The Una Corda, aka Soft Pedal, on the left is used in soft passages of music where pianissimo is required. When this pedal is pressed on a Grand Piano, the action shifts very slightly so the hammer for each note is only in line with one string (Una Corda) instead of the 2 or 3 strings found in middle and upper register notes. This effect is very subtle, but reduces the maximum noise available to each note, giving the pianist greater control of the instrument. As there are no strings in digital pianos, Kawai Digital Pianos replicate this subtle change within the sample when the Una Corda is depressed.
Good pedal technique is essential for an effective performance, but they can often be over-used. Ask your piano teacher about how to best make use of the pedals in your performances.

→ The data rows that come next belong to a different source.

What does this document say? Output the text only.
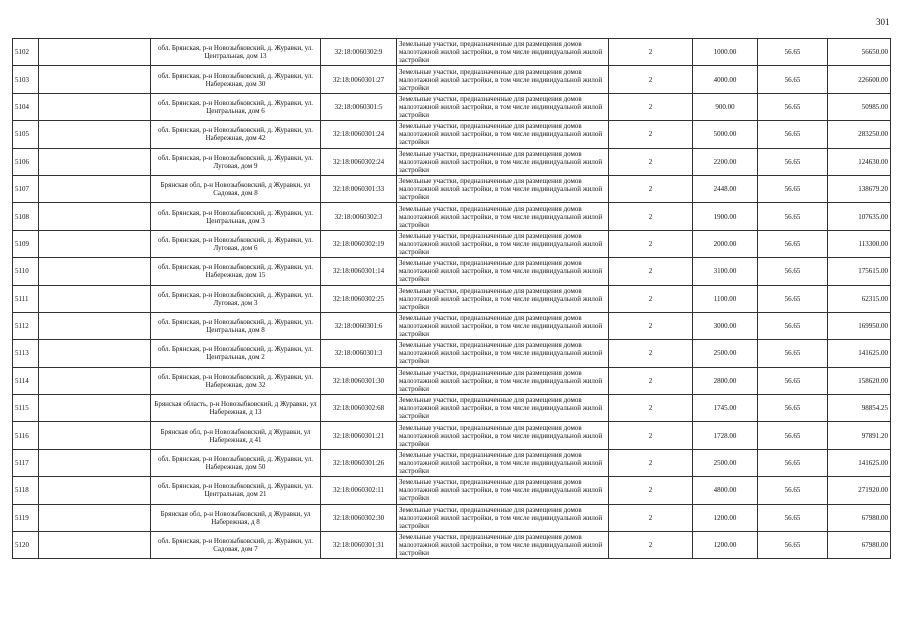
301
5102		обл. Брянская, р-н Новозыбковский, д. Журавки, ул. Центральная, дом 13	32:18:0060302:9	Земельные участки, предназначенные для размещения домов малоэтажной жилой застройки, в том числе индивидуальной жилой застройки	2	1000.00	56.65	56650.00
5103		обл. Брянская, р-н Новозыбковский, д. Журавки, ул. Набережная, дом 30	32:18:0060301:27	Земельные участки, предназначенные для размещения домов малоэтажной жилой застройки, в том числе индивидуальной жилой застройки	2	4000.00	56.65	226600.00
5104		обл. Брянская, р-н Новозыбковский, д. Журавки, ул. Центральная, дом 6	32:18:0060301:5	Земельные участки, предназначенные для размещения домов малоэтажной жилой застройки, в том числе индивидуальной жилой застройки	2	900.00	56.65	50985.00
5105		обл. Брянская, р-н Новозыбковский, д. Журавки, ул. Набережная, дом 42	32:18:0060301:24	Земельные участки, предназначенные для размещения домов малоэтажной жилой застройки, в том числе индивидуальной жилой застройки	2	5000.00	56.65	283250.00
5106		обл. Брянская, р-н Новозыбковский, д. Журавки, ул. Луговая, дом 9	32:18:0060302:24	Земельные участки, предназначенные для размещения домов малоэтажной жилой застройки, в том числе индивидуальной жилой застройки	2	2200.00	56.65	124630.00
5107		Брянская обл, р-н Новозыбковский, д Журавки, ул Садовая, дом 8	32:18:0060301:33	Земельные участки, предназначенные для размещения домов малоэтажной жилой застройки, в том числе индивидуальной жилой застройки	2	2448.00	56.65	138679.20
5108		обл. Брянская, р-н Новозыбковский, д. Журавки, ул. Центральная, дом 3	32:18:0060302:3	Земельные участки, предназначенные для размещения домов малоэтажной жилой застройки, в том числе индивидуальной жилой застройки	2	1900.00	56.65	107635.00
5109		обл. Брянская, р-н Новозыбковский, д. Журавки, ул. Луговая, дом 6	32:18:0060302:19	Земельные участки, предназначенные для размещения домов малоэтажной жилой застройки, в том числе индивидуальной жилой застройки	2	2000.00	56.65	113300.00
5110		обл. Брянская, р-н Новозыбковский, д. Журавки, ул. Набережная, дом 15	32:18:0060301:14	Земельные участки, предназначенные для размещения домов малоэтажной жилой застройки, в том числе индивидуальной жилой застройки	2	3100.00	56.65	175615.00
5111		обл. Брянская, р-н Новозыбковский, д. Журавки, ул. Луговая, дом 3	32:18:0060302:25	Земельные участки, предназначенные для размещения домов малоэтажной жилой застройки, в том числе индивидуальной жилой застройки	2	1100.00	56.65	62315.00
5112		обл. Брянская, р-н Новозыбковский, д. Журавки, ул. Центральная, дом 8	32:18:0060301:6	Земельные участки, предназначенные для размещения домов малоэтажной жилой застройки, в том числе индивидуальной жилой застройки	2	3000.00	56.65	169950.00
5113		обл. Брянская, р-н Новозыбковский, д. Журавки, ул. Центральная, дом 2	32:18:0060301:3	Земельные участки, предназначенные для размещения домов малоэтажной жилой застройки, в том числе индивидуальной жилой застройки	2	2500.00	56.65	141625.00
5114		обл. Брянская, р-н Новозыбковский, д. Журавки, ул. Набережная, дом 32	32:18:0060301:30	Земельные участки, предназначенные для размещения домов малоэтажной жилой застройки, в том числе индивидуальной жилой застройки	2	2800.00	56.65	158620.00
5115		Брянская область, р-н Новозыбковский, д Журавки, ул Набережная, д 13	32:18:0060302:68	Земельные участки, предназначенные для размещения домов малоэтажной жилой застройки, в том числе индивидуальной жилой застройки	2	1745.00	56.65	98854.25
5116		Брянская обл, р-н Новозыбковский, д Журавки, ул Набережная, д 41	32:18:0060301:21	Земельные участки, предназначенные для размещения домов малоэтажной жилой застройки, в том числе индивидуальной жилой застройки	2	1728.00	56.65	97891.20
5117		обл. Брянская, р-н Новозыбковский, д. Журавки, ул. Набережная, дом 50	32:18:0060301:26	Земельные участки, предназначенные для размещения домов малоэтажной жилой застройки, в том числе индивидуальной жилой застройки	2	2500.00	56.65	141625.00
5118		обл. Брянская, р-н Новозыбковский, д. Журавки, ул. Центральная, дом 21	32:18:0060302:11	Земельные участки, предназначенные для размещения домов малоэтажной жилой застройки, в том числе индивидуальной жилой застройки	2	4800.00	56.65	271920.00
5119		Брянская обл, р-н Новозыбковский, д Журавки, ул Набережная, д 8	32:18:0060302:30	Земельные участки, предназначенные для размещения домов малоэтажной жилой застройки, в том числе индивидуальной жилой застройки	2	1200.00	56.65	67980.00
5120		обл. Брянская, р-н Новозыбковский, д. Журавки, ул. Садовая, дом 7	32:18:0060301:31	Земельные участки, предназначенные для размещения домов малоэтажной жилой застройки, в том числе индивидуальной жилой застройки	2	1200.00	56.65	67980.00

The difference between an acoustic piano and digital piano, with regard to natural percussive action sound, is that the acoustic piano has a natural balance when and how the key is played, between action noise and the piano notes resonating.
With a digital piano you are able to turn the piano down with the master volume control, however, if you turn the volume down too far, this will produce an imbalance between the volume of your piano and the natural percussive action sound and the action sound will be more prominent.
For the best result when playing your digital piano though the internal speakers, find the natural balance point with your volume control, this will also improve the control of your technique and musicality as you would have to do when playing an acoustic piano. When playing on headphones, the experience of the keyboard action sound has been captured within the piano sample and you will have total control of this, dependent on your settings in the virtual technician (VT). For more information on the (VT) refer to your owner’s manual for a full explanation.
As the upper register does not contain dampers, the strings are free to vibrate in sympathy of the frequency from other notes, adding more colour to the instrument’s tonal palate.